NComputing’s Chief Marketing Officer, Raj Shah, is now in India and he explained to me that the company is offering two options: the XSeries is targeted at educational institutions and a standard PC of any make can be used to drive up to six of NComputing’s devices which look like mobile phones: Each of them can be connected to a monitor, mouse and keyboard — and this will create a network of 7 computing platforms which can work quite independently.

Another option

If the mother PC has an Internet connection all the PCs can surf the Net just as they can use all the applications loaded into the main machine. Each satellite unit consumes just one watt of power (they must be connected by cables less than 10 metres long) and the cost is around Rs 3,000 for each of the nComputing devices.

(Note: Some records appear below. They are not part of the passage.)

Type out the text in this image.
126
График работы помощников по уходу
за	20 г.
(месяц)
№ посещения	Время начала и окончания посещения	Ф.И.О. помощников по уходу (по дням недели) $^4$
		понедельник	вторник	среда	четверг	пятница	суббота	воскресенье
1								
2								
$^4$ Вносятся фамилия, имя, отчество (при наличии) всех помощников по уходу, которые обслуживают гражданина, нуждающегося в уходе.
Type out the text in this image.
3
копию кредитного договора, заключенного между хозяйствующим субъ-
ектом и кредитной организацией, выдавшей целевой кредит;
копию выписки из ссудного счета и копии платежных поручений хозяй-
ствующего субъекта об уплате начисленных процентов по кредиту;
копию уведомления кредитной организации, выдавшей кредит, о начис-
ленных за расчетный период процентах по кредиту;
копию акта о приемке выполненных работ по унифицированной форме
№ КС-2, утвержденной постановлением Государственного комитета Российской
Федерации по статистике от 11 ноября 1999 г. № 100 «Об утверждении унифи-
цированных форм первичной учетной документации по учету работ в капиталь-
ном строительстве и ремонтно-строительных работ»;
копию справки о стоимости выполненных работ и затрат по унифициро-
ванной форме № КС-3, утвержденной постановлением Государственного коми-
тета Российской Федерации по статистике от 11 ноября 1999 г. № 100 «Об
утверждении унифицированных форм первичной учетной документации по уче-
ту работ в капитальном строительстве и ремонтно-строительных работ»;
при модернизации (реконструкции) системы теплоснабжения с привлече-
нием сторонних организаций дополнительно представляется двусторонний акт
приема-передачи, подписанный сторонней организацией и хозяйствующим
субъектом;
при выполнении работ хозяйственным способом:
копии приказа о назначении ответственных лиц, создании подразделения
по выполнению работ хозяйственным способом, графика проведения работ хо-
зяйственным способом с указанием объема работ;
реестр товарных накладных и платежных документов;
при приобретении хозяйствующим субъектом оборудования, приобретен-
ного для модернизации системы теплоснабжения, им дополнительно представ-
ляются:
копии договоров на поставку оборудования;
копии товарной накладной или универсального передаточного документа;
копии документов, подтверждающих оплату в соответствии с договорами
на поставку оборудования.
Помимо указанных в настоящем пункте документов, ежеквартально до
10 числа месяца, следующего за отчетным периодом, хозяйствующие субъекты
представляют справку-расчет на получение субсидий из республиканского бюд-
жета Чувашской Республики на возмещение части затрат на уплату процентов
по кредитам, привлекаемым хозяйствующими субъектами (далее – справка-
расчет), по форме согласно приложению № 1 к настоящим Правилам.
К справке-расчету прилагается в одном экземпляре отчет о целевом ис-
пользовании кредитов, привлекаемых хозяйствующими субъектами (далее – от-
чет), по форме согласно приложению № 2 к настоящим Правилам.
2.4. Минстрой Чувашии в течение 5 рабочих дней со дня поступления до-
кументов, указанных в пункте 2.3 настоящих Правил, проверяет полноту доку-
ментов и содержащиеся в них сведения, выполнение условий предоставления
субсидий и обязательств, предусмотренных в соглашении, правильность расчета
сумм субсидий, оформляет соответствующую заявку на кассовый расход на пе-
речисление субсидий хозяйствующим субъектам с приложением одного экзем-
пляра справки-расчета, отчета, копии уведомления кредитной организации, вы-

There is another option — the L Series for corporate and government applications, where the connection to the mother machine is via Ethernet. NComputing’s solution has been adopted widely in Macedonia where nearly 2 lakh computing stations across over 400 schools were created within six months. Last week NComputing joined hands with NIIT to reach out to class 1 to 12 students across India.

Affordable access

A slightly different ‘take’ on what makes a compelling and affordable access device has come from the Chennai-based Novatium. The Nova netPC is a small connection device that is fuelled by Linux, but contains no application software of its own. When a monitor, keyboard and mouse is added, it works like any PC — provided it is connected to an Internet service.

All the utilities are hosted by the Internet provider who will allot some space — around 2 GB — on a central server for every Nova user. This is a model that works on subscription — one buys the net PC — then signs up for a service from an Internet provider: MTNL has tied up with Novatium recently to offer the service in Delhi and Chennai where customers get the Nova netPC for an initial payment of Rs 1999 and the ability to surf the Net for an hour a day and also access productivity tools like Office for a monthly subscription of Rs 399. Both Nova netPC and the Everex gPC point at the new emerging computing paradigm where all the common PC tools and applications are accessed from the Net — and one’s archives stored there as well.

The final straw

The NComputing model is also an example of new shared models of popular PC applications — although in this case the repository is on a PC, not on the Web.

The final straw in the new net-centric wind blowing, is the launch recently by the Taiwan-based Asus of the Eee PC, (the three Es stand for easy to learn, easy to work, easy to play) an ultra small laptop with a 7-inch LCD screen; fuelled by an Intel chip; 512 MB of memory — and no hard disk: the storage is all solid state in the form of a Flash drive.

Less than a kilogram in weight with a full notebook-style keyboard, the EeePC which costs from $ 300 to $ 400 depending on the size of the flash drive (2-4-8 GB) was intended as a kids’ machine but became unexpectedly popular with lay customers of all ages.

It sold at the rate of one unit every six seconds when it first went on sale at a Taiwanese shopping channel. The machine is due to be launched in India very soon at around Rs 20,000.

The early models of EeePC are fuelled by a Linux distribution and the opening menu provides Open Office, Mozilla browser, a Skype phone, a media player and links to Wikipedia.

Each in its own way, these four new PC initiatives point to the increasing centrality of the Internet in future computing solutions.

You were right, John Gage, when you said it in 1984 — the network is the computer. Not any network, but the mother of all networks — the Internet.